God's Word on Sunday: We’re drawn to God through inspired words

  • January 25, 2024

Fourth Sunday in Ordinary Time (Year B) Jan. 28 (Deuteronomy 18:15-20; Psalm 95; 1 Corinthians 7:32-35; Mark 1:21-28)

Who is the mystery prophet of whom Moses and God spoke? He was never named and virtually no clues or hints were given. This led to speculation throughout the centuries, with the prophetic label pinned on different candidates. In the New Testament, he is simply referred to as “the prophet coming into the world,” and many thought that Jesus fit the role perfectly.

But perhaps the ambiguity was intentional. It could have been a way of communicating that despite the death of Moses, God’s prophetic voice would always be present in Israel. They would never lack divine guidance. The Lord would raise individuals from among the community, and there have been many — Joshua and many of the prophets of the Old Testament among them.

But that prophecy also came with a warning label: beware of imitations! Human nature being what it is, there will always be those who proclaim their own agenda — and far worse, their own exaltation and aggrandizement. It was made very clear that God has nothing to do with such people and that they will bring ruin on their own heads — hopefully before doing harm to others. History is strewn with the tragic wreckage resulting from charismatic individuals proclaiming a religious message filtered through a selfish and supercharged ego.

God’s voice comes to us constantly through the inspired words and actions of those moved by compassion, mercy, forgiveness and justice. These words and actions should draw people closer together and closer to God and they should inspire hope and new life. There are many prophets among us, some anointed by God and of them prophets with a lower-case “p,” but with a message for us just the same. Look for the words and deeds of authenticity and do not settle for anything less.  

Paul was a bit unfair in his stark contrast of married and single people. To be sure, this letter was written in a time of anxiety and end-times tension. The return of Jesus and the transformation of the world was expected at any moment. Paul was trying to keep people focussed on the most important thing — serving the Lord. But it does not follow that an unmarried Christian is more dedicated to serving the Lord than a married one.

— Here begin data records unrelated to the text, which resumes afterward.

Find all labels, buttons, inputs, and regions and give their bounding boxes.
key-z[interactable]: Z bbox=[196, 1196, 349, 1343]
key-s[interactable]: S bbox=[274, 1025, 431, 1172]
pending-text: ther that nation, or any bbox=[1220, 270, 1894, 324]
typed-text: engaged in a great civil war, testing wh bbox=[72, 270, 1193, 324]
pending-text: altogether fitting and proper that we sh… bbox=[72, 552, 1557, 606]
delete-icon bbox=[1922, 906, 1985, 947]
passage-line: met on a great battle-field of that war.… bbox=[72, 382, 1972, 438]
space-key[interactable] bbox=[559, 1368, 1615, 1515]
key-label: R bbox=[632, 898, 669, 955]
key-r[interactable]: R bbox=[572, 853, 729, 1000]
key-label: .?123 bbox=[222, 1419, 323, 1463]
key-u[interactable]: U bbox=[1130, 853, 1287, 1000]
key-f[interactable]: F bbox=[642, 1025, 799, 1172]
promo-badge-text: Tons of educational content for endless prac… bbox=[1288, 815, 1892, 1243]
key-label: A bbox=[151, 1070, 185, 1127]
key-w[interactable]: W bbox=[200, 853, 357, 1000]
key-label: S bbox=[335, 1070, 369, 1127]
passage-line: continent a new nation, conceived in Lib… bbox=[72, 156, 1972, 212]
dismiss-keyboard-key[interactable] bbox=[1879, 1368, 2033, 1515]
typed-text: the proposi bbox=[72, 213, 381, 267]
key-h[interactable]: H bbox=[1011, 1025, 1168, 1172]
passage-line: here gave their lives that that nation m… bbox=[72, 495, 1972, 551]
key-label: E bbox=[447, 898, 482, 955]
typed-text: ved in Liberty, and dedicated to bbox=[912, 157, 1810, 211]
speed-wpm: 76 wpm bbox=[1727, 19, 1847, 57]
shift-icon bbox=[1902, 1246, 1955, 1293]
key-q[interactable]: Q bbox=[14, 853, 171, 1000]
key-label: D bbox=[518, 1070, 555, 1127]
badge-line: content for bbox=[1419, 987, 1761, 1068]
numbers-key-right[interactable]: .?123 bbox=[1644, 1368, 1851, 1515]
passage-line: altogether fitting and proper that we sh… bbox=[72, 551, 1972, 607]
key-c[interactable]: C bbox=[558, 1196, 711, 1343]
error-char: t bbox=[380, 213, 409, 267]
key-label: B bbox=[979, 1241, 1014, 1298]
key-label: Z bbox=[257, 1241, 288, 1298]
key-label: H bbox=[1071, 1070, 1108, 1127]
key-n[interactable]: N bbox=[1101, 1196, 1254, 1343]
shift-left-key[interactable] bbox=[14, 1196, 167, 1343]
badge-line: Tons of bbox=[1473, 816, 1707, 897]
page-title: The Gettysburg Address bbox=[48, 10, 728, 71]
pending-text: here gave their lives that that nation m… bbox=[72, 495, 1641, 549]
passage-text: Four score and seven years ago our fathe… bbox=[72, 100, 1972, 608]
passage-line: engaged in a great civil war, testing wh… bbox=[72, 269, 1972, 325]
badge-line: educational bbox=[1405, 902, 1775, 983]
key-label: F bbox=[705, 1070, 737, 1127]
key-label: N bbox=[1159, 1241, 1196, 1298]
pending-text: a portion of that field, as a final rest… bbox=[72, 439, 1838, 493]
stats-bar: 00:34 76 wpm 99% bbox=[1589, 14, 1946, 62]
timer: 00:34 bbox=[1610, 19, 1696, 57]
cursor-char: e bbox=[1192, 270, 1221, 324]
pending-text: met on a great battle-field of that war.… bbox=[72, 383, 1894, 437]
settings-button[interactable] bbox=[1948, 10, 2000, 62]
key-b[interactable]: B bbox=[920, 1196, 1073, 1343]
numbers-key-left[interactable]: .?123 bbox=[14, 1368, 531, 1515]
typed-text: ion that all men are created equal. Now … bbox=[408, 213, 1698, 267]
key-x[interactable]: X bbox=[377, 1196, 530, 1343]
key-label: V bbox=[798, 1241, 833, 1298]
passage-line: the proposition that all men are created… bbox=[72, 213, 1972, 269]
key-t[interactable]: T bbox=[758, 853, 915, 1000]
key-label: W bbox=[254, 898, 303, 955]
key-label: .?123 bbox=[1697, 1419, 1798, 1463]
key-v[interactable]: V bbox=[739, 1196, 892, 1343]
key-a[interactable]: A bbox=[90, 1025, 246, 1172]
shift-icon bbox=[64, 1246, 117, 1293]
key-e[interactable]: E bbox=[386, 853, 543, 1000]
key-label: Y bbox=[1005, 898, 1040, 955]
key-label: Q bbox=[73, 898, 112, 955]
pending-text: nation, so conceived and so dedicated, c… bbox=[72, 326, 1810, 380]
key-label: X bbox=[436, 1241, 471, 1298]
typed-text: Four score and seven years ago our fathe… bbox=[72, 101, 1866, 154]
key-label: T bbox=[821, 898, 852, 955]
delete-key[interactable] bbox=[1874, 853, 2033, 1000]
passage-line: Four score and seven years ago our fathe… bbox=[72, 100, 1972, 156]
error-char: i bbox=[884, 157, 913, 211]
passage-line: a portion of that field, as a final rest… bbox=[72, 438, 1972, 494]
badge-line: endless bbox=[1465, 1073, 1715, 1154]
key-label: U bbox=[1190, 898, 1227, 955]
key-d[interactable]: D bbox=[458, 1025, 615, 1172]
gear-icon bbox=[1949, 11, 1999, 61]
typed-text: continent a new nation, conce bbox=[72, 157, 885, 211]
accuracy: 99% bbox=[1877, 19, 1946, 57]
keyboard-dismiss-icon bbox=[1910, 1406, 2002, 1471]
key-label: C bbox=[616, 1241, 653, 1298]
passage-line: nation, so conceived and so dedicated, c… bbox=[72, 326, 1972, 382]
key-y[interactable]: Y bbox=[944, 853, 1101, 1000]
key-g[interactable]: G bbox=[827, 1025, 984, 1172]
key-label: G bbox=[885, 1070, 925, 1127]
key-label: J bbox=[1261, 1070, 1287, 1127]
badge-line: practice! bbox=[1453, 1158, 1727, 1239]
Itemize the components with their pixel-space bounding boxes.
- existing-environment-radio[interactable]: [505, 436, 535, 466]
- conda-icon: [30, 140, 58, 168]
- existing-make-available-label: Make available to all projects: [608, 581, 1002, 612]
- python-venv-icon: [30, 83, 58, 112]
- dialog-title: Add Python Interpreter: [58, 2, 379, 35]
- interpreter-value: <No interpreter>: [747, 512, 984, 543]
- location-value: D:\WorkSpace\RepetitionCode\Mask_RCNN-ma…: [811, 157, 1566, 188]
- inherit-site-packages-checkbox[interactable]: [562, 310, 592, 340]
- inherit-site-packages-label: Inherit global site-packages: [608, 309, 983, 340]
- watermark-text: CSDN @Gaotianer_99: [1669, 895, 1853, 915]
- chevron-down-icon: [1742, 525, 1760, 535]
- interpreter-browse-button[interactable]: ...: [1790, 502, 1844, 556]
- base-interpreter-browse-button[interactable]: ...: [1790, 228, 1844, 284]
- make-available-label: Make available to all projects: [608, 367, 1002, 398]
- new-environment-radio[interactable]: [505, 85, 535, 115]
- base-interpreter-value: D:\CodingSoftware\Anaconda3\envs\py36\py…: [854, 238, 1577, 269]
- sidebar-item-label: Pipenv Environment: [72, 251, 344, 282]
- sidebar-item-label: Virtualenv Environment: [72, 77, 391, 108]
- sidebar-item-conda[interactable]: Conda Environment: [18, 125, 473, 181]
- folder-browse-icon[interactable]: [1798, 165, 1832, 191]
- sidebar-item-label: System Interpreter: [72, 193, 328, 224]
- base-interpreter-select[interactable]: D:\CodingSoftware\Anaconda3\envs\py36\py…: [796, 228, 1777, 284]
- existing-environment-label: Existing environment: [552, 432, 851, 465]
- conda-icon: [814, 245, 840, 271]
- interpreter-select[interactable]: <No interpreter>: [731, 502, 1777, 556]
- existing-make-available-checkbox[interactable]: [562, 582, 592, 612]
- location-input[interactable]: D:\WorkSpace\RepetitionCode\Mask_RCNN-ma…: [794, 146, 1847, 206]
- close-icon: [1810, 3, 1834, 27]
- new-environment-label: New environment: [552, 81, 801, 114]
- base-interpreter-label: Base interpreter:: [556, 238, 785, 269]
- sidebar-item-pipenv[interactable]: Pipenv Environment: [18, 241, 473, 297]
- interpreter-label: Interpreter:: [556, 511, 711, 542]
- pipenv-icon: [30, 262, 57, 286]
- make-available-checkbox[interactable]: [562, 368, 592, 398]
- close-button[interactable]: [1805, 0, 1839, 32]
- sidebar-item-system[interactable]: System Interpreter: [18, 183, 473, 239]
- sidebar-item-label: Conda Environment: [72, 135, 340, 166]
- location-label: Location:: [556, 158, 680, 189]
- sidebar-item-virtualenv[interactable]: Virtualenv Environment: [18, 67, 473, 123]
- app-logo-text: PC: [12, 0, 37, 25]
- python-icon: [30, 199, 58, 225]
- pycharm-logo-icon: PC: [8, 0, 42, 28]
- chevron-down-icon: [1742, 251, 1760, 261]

That would depend very much on the individual in question, that person’s commitment and their life circumstances. Marriage is definitely an acceptable and honoured way of serving the Lord, as is a dedicated single life. No service to God done with a sincere heart is insignificant.

On the surface, there was nothing extraordinary about the words of Jesus. Most of them can be derived from the Old Testament tradition. And yet, His words were electrifying to all who heard them. They were also extremely powerful, for even the demons shuddered in terror and begged Jesus to leave them be. They knew exactly who He was and what His presence meant for them — their days were numbered. Jesus had come to take back a wayward and fallen world from the darker forces and return it to God.

In the Jewish tradition, spoken words were taken quite seriously and were given respect. Words had incredible power, for good or ill, depending on the intention with which they were uttered and the inner state of the speaker. The words of Jesus had a special resonance and energy, for they came from the mind and heart of the creator. The words were pure, untainted by selfishness, greed, fear or lust for power. They also expressed the will of God, which is always life-giving and compassionate. There is a vast difference between words that come from the depths of the heart and soul, and words that are read from a book or a sheet of paper. Our own words can have power, but much depends on us — they can be as shallow and ineffectual or deep and powerful as we choose. Speaking with authority has nothing to do with rank or office but flows from being in harmony with the divine source. And these words must be in harmony with our deeds and the way we treat others.

Speech is a wonderful instrument, and we need to use it in the way that God intended.